First off, say magic and magick aloud. Do you hear a difference? No, because they are pronounced the exact same way. In a conversation, how do you distinguish between the two? If you are talking to another pagan, they will use context clues to decipher which word you mean, but for those who are not practicing witches, the distinction isn't clear. You're not going to walk around saying "I practice magick with a 'k!'" either because, well, you'd sound pretentious and artificial. The distinction is only noticeable in written text like a book or blog, but is completely useless in conversation. Furthermore, by adding the k you run into linguistic issues with words such as magickian.
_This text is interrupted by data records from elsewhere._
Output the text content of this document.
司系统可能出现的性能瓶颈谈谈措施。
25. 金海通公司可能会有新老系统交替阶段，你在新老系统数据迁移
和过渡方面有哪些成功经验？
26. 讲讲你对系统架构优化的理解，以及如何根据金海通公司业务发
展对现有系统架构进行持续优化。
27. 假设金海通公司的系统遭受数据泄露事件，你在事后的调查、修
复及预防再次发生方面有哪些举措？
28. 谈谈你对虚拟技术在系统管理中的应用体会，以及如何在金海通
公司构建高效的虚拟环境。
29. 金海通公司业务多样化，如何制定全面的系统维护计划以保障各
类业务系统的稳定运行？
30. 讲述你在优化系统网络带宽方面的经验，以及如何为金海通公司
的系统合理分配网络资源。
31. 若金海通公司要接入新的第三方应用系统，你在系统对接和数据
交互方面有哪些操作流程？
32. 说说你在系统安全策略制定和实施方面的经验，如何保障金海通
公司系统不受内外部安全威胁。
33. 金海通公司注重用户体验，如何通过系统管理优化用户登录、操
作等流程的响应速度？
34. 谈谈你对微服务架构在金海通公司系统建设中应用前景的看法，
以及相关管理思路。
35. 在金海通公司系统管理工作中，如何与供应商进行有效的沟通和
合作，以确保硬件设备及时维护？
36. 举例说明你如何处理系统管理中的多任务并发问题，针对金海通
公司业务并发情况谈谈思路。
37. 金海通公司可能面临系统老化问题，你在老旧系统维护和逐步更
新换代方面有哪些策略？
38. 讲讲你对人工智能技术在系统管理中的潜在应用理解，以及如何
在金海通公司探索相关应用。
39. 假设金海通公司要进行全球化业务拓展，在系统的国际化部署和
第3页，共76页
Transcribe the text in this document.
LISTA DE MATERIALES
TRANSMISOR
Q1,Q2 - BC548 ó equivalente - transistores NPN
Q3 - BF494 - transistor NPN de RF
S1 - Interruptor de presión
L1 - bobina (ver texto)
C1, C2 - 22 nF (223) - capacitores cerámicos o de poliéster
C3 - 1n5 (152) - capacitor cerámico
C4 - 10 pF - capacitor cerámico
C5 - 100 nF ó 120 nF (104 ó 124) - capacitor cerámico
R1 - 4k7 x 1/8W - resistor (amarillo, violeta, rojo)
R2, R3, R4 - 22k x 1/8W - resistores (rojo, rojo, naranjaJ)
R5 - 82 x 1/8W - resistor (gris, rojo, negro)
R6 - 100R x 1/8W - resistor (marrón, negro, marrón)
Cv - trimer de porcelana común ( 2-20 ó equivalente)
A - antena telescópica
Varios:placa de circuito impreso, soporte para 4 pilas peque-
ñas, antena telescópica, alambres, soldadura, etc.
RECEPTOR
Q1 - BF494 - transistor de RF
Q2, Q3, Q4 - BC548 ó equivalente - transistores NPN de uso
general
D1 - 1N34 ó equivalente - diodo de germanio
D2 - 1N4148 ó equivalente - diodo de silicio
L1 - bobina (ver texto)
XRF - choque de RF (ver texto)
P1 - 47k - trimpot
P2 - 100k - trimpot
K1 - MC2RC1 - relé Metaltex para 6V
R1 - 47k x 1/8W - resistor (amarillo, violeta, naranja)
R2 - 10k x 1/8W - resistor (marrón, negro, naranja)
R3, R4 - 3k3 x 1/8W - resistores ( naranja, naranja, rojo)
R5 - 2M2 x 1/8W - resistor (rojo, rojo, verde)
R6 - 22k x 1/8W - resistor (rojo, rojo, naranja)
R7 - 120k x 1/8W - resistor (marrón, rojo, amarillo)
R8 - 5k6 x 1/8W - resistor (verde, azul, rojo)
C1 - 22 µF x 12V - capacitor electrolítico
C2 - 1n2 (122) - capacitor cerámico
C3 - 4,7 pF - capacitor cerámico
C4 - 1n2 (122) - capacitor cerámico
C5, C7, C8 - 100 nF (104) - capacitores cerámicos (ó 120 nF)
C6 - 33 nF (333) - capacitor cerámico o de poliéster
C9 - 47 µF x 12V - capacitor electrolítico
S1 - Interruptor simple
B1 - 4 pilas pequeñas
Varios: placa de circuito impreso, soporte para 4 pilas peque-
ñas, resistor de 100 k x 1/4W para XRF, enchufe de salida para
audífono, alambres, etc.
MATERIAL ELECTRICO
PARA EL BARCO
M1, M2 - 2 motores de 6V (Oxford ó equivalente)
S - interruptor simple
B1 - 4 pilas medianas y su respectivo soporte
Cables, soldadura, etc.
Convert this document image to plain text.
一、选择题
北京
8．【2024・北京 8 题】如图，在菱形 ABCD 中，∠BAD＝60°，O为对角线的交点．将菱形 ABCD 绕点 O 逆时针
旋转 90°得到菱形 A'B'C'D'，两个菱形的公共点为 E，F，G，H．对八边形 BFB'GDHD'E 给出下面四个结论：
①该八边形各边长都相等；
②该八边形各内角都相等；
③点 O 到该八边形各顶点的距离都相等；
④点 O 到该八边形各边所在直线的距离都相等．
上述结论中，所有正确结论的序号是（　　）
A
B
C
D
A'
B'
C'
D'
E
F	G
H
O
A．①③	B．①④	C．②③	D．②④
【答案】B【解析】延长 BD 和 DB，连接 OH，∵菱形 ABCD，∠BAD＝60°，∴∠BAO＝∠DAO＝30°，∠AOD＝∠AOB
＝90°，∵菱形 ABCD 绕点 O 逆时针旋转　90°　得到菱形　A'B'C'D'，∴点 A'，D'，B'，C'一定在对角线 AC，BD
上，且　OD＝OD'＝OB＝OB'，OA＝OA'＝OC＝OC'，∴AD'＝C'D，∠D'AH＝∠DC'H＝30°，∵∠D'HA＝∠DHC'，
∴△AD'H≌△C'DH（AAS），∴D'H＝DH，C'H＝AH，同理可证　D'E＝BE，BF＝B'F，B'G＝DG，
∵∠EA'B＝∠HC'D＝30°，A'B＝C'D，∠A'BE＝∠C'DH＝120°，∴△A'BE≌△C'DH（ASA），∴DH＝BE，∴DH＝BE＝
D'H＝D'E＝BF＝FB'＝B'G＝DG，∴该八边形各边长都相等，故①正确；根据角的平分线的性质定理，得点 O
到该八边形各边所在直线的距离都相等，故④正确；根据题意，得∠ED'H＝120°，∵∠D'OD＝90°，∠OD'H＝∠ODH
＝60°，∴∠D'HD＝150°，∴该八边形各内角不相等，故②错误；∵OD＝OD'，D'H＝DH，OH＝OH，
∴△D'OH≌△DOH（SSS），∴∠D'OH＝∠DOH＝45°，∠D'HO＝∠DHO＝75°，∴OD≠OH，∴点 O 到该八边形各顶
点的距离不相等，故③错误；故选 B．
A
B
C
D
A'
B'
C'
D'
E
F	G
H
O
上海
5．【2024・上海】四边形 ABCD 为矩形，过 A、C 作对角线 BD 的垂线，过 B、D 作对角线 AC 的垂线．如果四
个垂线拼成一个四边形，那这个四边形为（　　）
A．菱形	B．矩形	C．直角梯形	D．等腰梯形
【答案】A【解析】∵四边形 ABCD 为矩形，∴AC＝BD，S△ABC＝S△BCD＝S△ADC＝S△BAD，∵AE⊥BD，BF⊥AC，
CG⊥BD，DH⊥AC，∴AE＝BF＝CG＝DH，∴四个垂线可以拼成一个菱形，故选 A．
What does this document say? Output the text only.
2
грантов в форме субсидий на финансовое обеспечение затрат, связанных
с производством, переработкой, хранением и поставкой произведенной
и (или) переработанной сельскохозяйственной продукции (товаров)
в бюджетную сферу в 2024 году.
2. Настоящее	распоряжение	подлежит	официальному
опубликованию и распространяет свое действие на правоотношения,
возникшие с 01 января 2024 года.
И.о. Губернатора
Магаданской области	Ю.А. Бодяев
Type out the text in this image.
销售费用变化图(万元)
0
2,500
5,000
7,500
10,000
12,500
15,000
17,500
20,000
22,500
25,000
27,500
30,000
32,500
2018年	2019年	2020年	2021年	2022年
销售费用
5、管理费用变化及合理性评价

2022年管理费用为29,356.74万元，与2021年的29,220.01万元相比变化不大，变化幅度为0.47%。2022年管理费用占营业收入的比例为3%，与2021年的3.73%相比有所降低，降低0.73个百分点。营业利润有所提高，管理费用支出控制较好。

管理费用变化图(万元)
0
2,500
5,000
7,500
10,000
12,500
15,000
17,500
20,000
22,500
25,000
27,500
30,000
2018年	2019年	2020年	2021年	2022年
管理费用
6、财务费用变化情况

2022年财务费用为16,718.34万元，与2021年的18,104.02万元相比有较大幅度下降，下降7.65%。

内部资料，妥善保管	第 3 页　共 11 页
Not an easily pronounceable word and the g would become a hard g like in the word ghost or goat.Try saying that aloud.

To add to this, the origins of the word "magick" are shady at best.While it has shown up in old English texts, words change over time. As I mentioned we don't spell shop with two p's and an e anymore. There is no reason to spell magic with a k. The fact that Crowley is the one who brought it back into use is a red flag for me and many others. The man made stuff up all the time and changed words without any regard to the rules of language construction or grammar. His works are filled with controversial material, a lot of which is untrue. I take everything he said with a grain of salt, including the use of the word magick.

I don't use the k for these reasons, and I believe it is time for us to reclaim a word that was already ours as we did with the word witch. Call stage magic illusions, but keep magic for what we do in the craft. If you are more comfortable using the k, that is perfectly fine. Use what you are most comfortable with. I know for some people, seeing the k is a mental queue to switch from the mundane to the spiritual. I personally do not use the k and will never use it.